Они стали ругаться сразу, с ругани началась их связь.

– Убирайся, – сказал он ей, когда она напала на него в первый раз, на вечеринке, он даже хотел открыть дверь и вытолкать взашей наглую девку, которая, встав в бледный свет торшера, блестела черными глазами, которая дергалась узким телом своим, тоже вроде бы покрытым этим блестящим черным лаком – и неважно, какая на ней была одежда. Она довела его до ярости, она завела его, и не ушла, не обиделась, не закричала, что нельзя так обращаться с девушками, она издевалась над ним, как равная, не но была изящная, узкая, манкая.

И все свои недлинные отношения они провели за тем, что ругались и трахались. Ругались все страшней, трахаясь все жарче, заводя друг друга, доводя. Первой всегда начинала она. Он ссориться не привык, но следовал за ней, по ее дорожке, играл по ее сценарию, и страсть, с которой выкрикивала она обидные слова, будоражила его, возбуждала. В нем всегда было очень много силы, и она была сильной по-своему, и, конечно, наступил однажды момент, когда он не только трахнуть ее захотел, но избить, с размаху всаживая кулаки в изгибы тела ее, вьющегося под ним змеей.
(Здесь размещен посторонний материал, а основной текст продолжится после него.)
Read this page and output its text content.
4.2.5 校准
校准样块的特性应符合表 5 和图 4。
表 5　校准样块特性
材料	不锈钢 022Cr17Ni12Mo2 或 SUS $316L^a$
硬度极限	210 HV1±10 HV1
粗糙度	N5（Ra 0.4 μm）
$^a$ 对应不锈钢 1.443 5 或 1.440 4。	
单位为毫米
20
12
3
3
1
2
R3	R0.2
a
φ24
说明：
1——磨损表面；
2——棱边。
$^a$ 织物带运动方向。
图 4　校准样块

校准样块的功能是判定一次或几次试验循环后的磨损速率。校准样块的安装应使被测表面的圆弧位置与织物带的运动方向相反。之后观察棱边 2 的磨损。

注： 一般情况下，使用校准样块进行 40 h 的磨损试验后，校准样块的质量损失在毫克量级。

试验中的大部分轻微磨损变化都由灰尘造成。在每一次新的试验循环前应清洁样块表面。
А сын у них уже родился, и выпуклые яблоки светлых глаз его, если знать все обстоятельства детства, могли бы показаться выдавленными тем криком, пронзительным криком ребенка, который оттолкнуть, раздвинуть хочет клубящуюся вокруг него черноту.
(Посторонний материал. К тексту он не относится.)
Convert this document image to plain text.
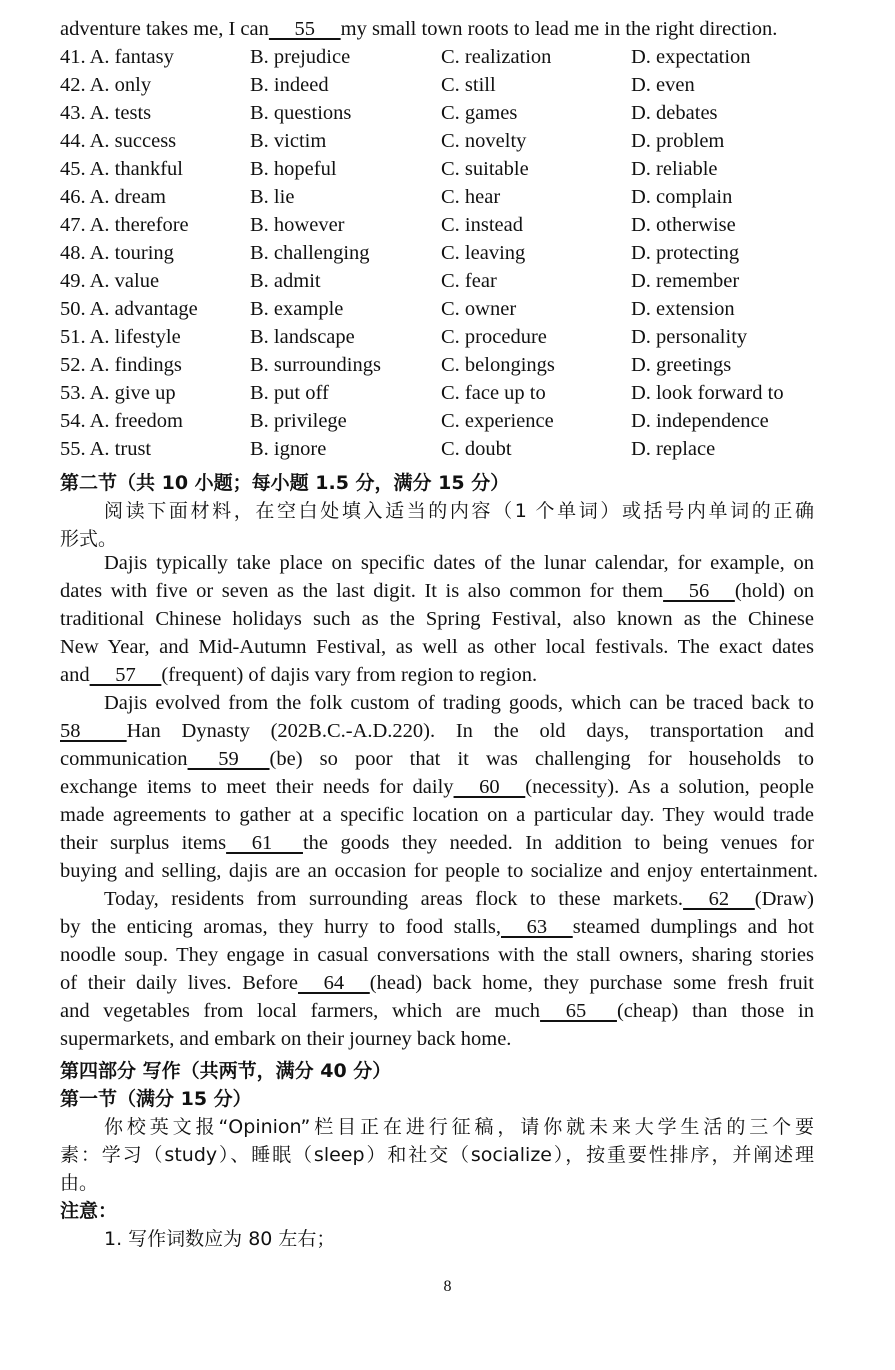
adventure takes me, I can     55     my small town roots to lead me in the right direction.
41. A. fantasy	B. prejudice	C. realization	D. expectation
42. A. only	B. indeed	C. still	D. even
43. A. tests	B. questions	C. games	D. debates
44. A. success	B. victim	C. novelty	D. problem
45. A. thankful	B. hopeful	C. suitable	D. reliable
46. A. dream	B. lie	C. hear	D. complain
47. A. therefore	B. however	C. instead	D. otherwise
48. A. touring	B. challenging	C. leaving	D. protecting
49. A. value	B. admit	C. fear	D. remember
50. A. advantage	B. example	C. owner	D. extension
51. A. lifestyle	B. landscape	C. procedure	D. personality
52. A. findings	B. surroundings	C. belongings	D. greetings
53. A. give up	B. put off	C. face up to	D. look forward to
54. A. freedom	B. privilege	C. experience	D. independence
55. A. trust	B. ignore	C. doubt	D. replace
第二节（共 10 小题；每小题 1.5 分，满分 15 分）
阅读下面材料，在空白处填入适当的内容（1 个单词）或括号内单词的正确
形式。
Dajis typically take place on specific dates of the lunar calendar, for example, on
dates with five or seven as the last digit. It is also common for them     56     (hold) on
traditional Chinese holidays such as the Spring Festival, also known as the Chinese
New Year, and Mid-Autumn Festival, as well as other local festivals. The exact dates
and     57     (frequent) of dajis vary from region to region.
Dajis evolved from the folk custom of trading goods, which can be traced back to
58         Han Dynasty (202B.C.-A.D.220). In the old days, transportation and
communication      59      (be) so poor that it was challenging for households to
exchange items to meet their needs for daily     60     (necessity). As a solution, people
made agreements to gather at a specific location on a particular day. They would trade
their surplus items     61      the goods they needed. In addition to being venues for
buying and selling, dajis are an occasion for people to socialize and enjoy entertainment.
Today, residents from surrounding areas flock to these markets.     62     (Draw)
by the enticing aromas, they hurry to food stalls,     63     steamed dumplings and hot
noodle soup. They engage in casual conversations with the stall owners, sharing stories
of their daily lives. Before     64     (head) back home, they purchase some fresh fruit
and vegetables from local farmers, which are much     65      (cheap) than those in
supermarkets, and embark on their journey back home.
第四部分 写作（共两节，满分 40 分）
第一节（满分 15 分）
你校英文报“Opinion”栏目正在进行征稿，请你就未来大学生活的三个要
素：学习（study）、睡眠（sleep）和社交（socialize），按重要性排序，并阐述理
由。
注意：
1. 写作词数应为 80 左右；
8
Он бил ее со страстью, она страстно на него кричала – и в нездоровье этих отношений была заложена недолговечность. Даже в нем, не умеющем глядеть на себя со стороны, заключенном в себе, как в панцирь, должна была когда-то проснуться человечность: бить нельзя, нельзя бить.

Так мать учила, она была права.

– Отдайте мне мальчика, – попросила его мать, приехавшего однажды всклокоченным, злым, с ребенком неумытым, державшим в кулачке комок леденцов, слипшихся, случайных. Неприкаянность была крупно прописана на этих двух мужчинах, не стерпело сердце матери, уже мудрой опытной женщины. Дом большой, говорила она, младший сын ее ведь немногим старше племянника, будут играть вместе, дядя с племянником, как братья, – Оставьте.
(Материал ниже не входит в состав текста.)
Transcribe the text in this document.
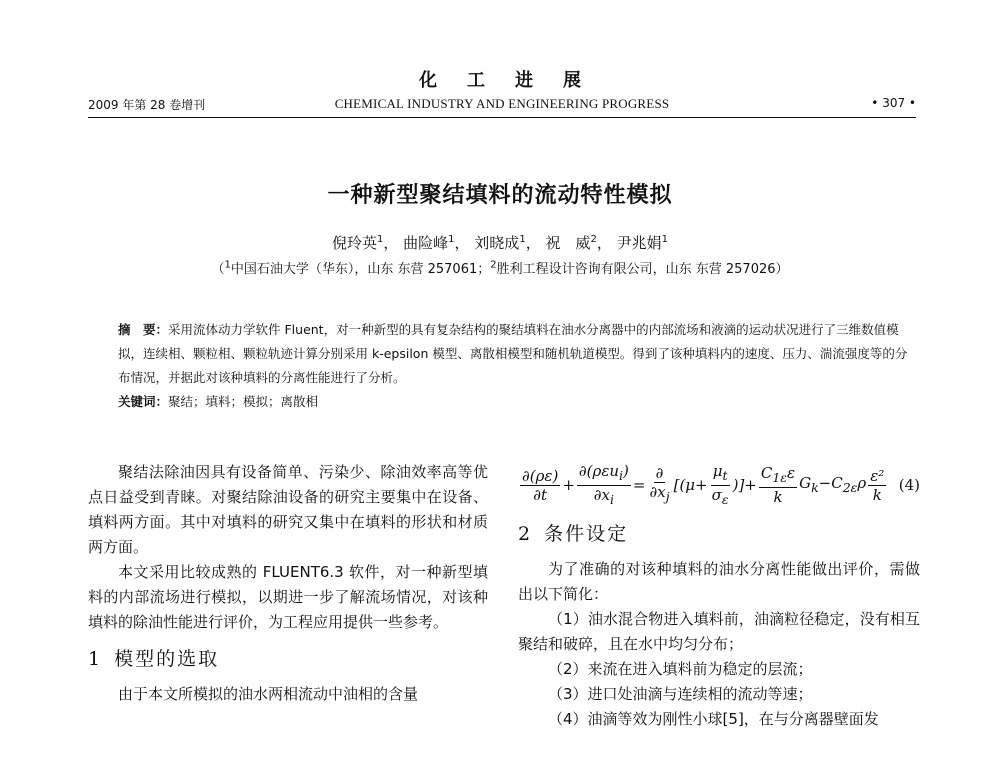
化工进展
2009 年第 28 卷增刊	CHEMICAL INDUSTRY AND ENGINEERING PROGRESS	• 307 •
一种新型聚结填料的流动特性模拟
倪玲英$^1$， 曲险峰$^1$， 刘晓成$^1$， 祝　威$^2$， 尹兆娟$^1$
（$^1$中国石油大学（华东），山东 东营 257061；$^2$胜利工程设计咨询有限公司，山东 东营 257026）
摘　要：采用流体动力学软件 Fluent，对一种新型的具有复杂结构的聚结填料在油水分离器中的内部流场和液滴的运动状况进行了三维数值模拟，连续相、颗粒相、颗粒轨迹计算分别采用 k-epsilon 模型、离散相模型和随机轨道模型。得到了该种填料内的速度、压力、湍流强度等的分布情况，并据此对该种填料的分离性能进行了分析。
关键词：聚结；填料；模拟；离散相

聚结法除油因具有设备简单、污染少、除油效率高等优点日益受到青睐。对聚结除油设备的研究主要集中在设备、填料两方面。其中对填料的研究又集中在填料的形状和材质两方面。

本文采用比较成熟的 FLUENT6.3 软件，对一种新型填料的内部流场进行模拟，以期进一步了解流场情况，对该种填料的除油性能进行评价，为工程应用提供一些参考。

1 模型的选取

由于本文所模拟的油水两相流动中油相的含量

$\frac{\partial(\rho\varepsilon)}{\partial t} + \frac{\partial(\rho\varepsilon u_i)}{\partial x_i} = \frac{\partial}{\partial x_j} [(\mu+ \frac{\mu_t}{\sigma_\varepsilon}$ )]+ $\frac{C_{1\varepsilon}\varepsilon}{k} G_k-C_{2\varepsilon}\rho \frac{\text{ε²}}{k} (4)$
2 条件设定

为了准确的对该种填料的油水分离性能做出评价，需做出以下简化：

（1）油水混合物进入填料前，油滴粒径稳定，没有相互聚结和破碎，且在水中均匀分布；

（2）来流在进入填料前为稳定的层流；

（3）进口处油滴与连续相的流动等速；

（4）油滴等效为刚性小球[5]，在与分离器壁面发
Своего старшего сына она знала, цену невестке, первой в длинном ряду, поняла, побывав раз у молодоженов в гостях, в неряшливой спутанности неловкого быта двух упрямых молодых людей: липнут к рукам плохо промытые чашки, полосы жирного блеска на окне, покрывало, полосатое, из крученых разноцветных ниток, случайный невестке подарок, на полу валяется – все без любви, как попало, плохо все, очень плохо.

Отдайте мальчика, оставьте.

Он отмахнулся, хотя блеснул в глазах интерес, не против он был бы переложить ответственность – он был эгоист, он не стеснялся пользоваться другими. Студентом, прибыв домой на мотоцикле, сливал у отца весь бензин, ничего не говоря, а когда тот припомнил нахалу, отвернулся, ушел, навешав по дороге подзатыльников кому-то из младших – не то «профессору», не то хулиганистому из близнецов.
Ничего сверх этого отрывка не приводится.